Et c’est là mon deuxième point. Je n’aime pas le nationalisme allemand. Je me méfie de la façon dont les Allemands conçoivent la nationalité. Les Français ont comme les Américains le droit du sol. Ce qui sous-entend, en théorie du moins, qu’une fois devenu français, tout le monde est égal et tout le monde embrasse la même culture. Les Allemands ont toujours le droit du sang, puisqu’une écrivaine roumaine comme Herta Müller est automatiquement allemande parce qu’elle vient du Banat. Le principe de nationalité allemand a tendance à exclure. En Autriche, dit Ruth Klüger, je suis automatiquement considérée comme juive alors que je ne suis absolument pas religieuse et que ce n’est pas le cas aux Etats-Unis. Et je ne peux m’empêcher de penser que le nationalisme allemand a toujours une certaine tendance à la supériorité. Comme dans l’hymne national : Deutschland über alles.

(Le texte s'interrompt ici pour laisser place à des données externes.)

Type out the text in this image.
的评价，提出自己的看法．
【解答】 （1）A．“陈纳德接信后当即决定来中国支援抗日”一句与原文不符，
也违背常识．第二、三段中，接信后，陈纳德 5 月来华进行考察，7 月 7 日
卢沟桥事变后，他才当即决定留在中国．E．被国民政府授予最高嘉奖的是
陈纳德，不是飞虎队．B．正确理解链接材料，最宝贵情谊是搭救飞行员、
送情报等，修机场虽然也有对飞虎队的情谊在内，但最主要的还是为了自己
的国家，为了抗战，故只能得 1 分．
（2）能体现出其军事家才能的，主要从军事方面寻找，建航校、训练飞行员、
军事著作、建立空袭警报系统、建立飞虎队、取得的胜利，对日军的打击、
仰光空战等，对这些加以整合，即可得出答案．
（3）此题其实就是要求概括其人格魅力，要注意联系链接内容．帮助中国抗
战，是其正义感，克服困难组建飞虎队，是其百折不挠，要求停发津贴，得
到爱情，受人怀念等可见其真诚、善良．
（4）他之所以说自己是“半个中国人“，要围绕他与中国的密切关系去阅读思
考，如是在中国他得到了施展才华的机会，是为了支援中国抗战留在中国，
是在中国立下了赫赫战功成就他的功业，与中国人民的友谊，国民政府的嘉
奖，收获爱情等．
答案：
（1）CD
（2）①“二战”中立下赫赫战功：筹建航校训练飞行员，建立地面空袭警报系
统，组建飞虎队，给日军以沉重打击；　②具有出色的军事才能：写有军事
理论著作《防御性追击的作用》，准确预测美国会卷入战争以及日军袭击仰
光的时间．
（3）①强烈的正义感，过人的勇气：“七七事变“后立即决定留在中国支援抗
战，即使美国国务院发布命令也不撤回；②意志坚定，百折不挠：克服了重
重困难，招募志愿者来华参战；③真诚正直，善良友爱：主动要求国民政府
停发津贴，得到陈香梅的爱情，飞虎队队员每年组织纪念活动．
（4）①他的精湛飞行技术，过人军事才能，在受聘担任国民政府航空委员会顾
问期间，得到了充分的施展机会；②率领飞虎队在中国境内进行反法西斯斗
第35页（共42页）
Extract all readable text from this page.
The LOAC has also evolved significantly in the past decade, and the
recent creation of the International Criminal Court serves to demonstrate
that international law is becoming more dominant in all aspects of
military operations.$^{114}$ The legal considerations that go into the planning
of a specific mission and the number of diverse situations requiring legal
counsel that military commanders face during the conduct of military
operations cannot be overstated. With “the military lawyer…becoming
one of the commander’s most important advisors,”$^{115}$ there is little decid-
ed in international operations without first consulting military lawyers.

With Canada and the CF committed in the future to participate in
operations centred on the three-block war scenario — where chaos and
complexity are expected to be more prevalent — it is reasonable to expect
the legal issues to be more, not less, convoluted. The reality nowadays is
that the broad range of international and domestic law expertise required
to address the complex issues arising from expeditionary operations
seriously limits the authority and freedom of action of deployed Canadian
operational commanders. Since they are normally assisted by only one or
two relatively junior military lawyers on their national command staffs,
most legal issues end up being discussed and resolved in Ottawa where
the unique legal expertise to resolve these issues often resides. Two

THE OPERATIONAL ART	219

Et dans cette vieille formule (poème de Geibel) : an deutschem Wesen soll die Welt genesen (c’est par l’esprit allemand que le monde guérira). C’est ce qui a empêché l’armée allemande à admettre la moindre faute dans les crimes de guerre commis en Belgique en août 1914 (voir ma note du Bloc-notes 2012 : Mythes et crimes de guerre. Août 14). Et c’est ce qui fait que Martin Walser considère que la défaite de l’Allemagne en 1945 est « une honte » (parce que toute défaite est une honte). Alors que la honte c’est Hitler, bien sûr.